The true damnation is to be stuck within an on-going loop, a wave of sound, that doesn't change or evolve. Mar De Grises, hailing from Chile, Land of Doom, turned that sound into art. The sheer insanity that goes through this album and its various soundscapes doesn't fall, in my opinion from such doom giants such as Skepticism, that created this sound, built the walls to this voidful damnation, that can wear every shape and temperature it would choose.

The songs are built from grandiose outbursts and minimalistic quiet moments, and ofcourse, crossovers to other genres, done in a masterful, almost Jester-like deliberate manner, but do not take anything away from the current atmosphere, or the depth of the momentary change, that is passed, but felt afar.

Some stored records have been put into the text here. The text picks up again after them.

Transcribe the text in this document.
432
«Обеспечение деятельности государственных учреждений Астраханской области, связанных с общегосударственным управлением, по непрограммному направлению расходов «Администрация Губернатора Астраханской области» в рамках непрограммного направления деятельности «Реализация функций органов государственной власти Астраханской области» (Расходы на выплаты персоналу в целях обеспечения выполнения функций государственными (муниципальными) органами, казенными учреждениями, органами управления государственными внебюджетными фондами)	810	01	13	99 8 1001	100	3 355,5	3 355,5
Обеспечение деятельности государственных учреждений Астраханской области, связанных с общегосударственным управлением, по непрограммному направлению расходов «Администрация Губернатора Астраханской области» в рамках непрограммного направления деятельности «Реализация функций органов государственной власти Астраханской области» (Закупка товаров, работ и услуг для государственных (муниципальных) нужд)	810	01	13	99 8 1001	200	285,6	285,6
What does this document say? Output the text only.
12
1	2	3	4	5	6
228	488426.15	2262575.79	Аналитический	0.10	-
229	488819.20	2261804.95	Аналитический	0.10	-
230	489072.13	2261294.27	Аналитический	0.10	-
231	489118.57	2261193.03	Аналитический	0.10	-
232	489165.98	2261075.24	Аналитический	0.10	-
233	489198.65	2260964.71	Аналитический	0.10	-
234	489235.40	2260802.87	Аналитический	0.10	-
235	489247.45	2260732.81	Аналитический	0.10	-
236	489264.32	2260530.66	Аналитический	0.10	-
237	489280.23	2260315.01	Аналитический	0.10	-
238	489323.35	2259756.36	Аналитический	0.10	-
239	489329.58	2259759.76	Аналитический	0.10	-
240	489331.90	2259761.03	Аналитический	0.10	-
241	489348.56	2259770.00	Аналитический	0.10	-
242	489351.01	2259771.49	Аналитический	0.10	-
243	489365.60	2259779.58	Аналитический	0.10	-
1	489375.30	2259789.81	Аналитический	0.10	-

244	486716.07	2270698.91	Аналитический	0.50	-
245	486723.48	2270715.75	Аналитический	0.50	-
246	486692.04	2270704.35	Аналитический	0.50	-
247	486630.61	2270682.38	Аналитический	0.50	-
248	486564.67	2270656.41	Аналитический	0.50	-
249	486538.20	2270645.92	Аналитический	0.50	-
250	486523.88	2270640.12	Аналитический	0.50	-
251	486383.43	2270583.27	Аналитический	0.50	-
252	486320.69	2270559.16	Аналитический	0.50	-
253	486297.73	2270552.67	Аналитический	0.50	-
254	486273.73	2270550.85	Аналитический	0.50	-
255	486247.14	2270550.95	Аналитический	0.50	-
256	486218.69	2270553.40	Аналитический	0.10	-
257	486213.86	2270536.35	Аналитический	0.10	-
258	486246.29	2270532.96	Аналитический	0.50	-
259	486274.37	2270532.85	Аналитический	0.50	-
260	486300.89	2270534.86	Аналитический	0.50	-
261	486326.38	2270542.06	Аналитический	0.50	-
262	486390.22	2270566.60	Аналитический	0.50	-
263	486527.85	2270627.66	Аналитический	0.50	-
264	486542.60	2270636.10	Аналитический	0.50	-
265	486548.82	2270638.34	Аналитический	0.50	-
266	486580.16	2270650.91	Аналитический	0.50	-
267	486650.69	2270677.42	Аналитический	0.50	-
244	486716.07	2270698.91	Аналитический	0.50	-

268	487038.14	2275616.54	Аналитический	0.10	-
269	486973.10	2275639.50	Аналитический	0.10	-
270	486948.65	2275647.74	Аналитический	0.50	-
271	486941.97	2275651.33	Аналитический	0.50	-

The drumming has a certain touch of sensuality, maybe because it gets his own character during many of the quiet moments, and the madness is sensual as well. The guitar parts are both melodic and disharmonic, amazingly beautiful, almost feel locked within the 55'59 minutes of the album.

The vocalist's agonized singing, and the sheer urgency behind it, to pass forward the emotion, desperation, remind me only of such keen spirited madman named Landfermann that did memorable vocals, scarring for life, on the album Bethlehem - Dictius Te Necare, but not the same type of vocals, merely in the pain. His clean vocals do not fall from other singers, and even sounds better at times.

The album's flow is both quick and slow, lacking definition, or the will to be defined, for instance, moments of metalcore in the playing, noise or hopeful riffs. The album is not only slow, not only doom, not only an album. Mar De Grises are genius musicians, and this album is the living-dead monument of it.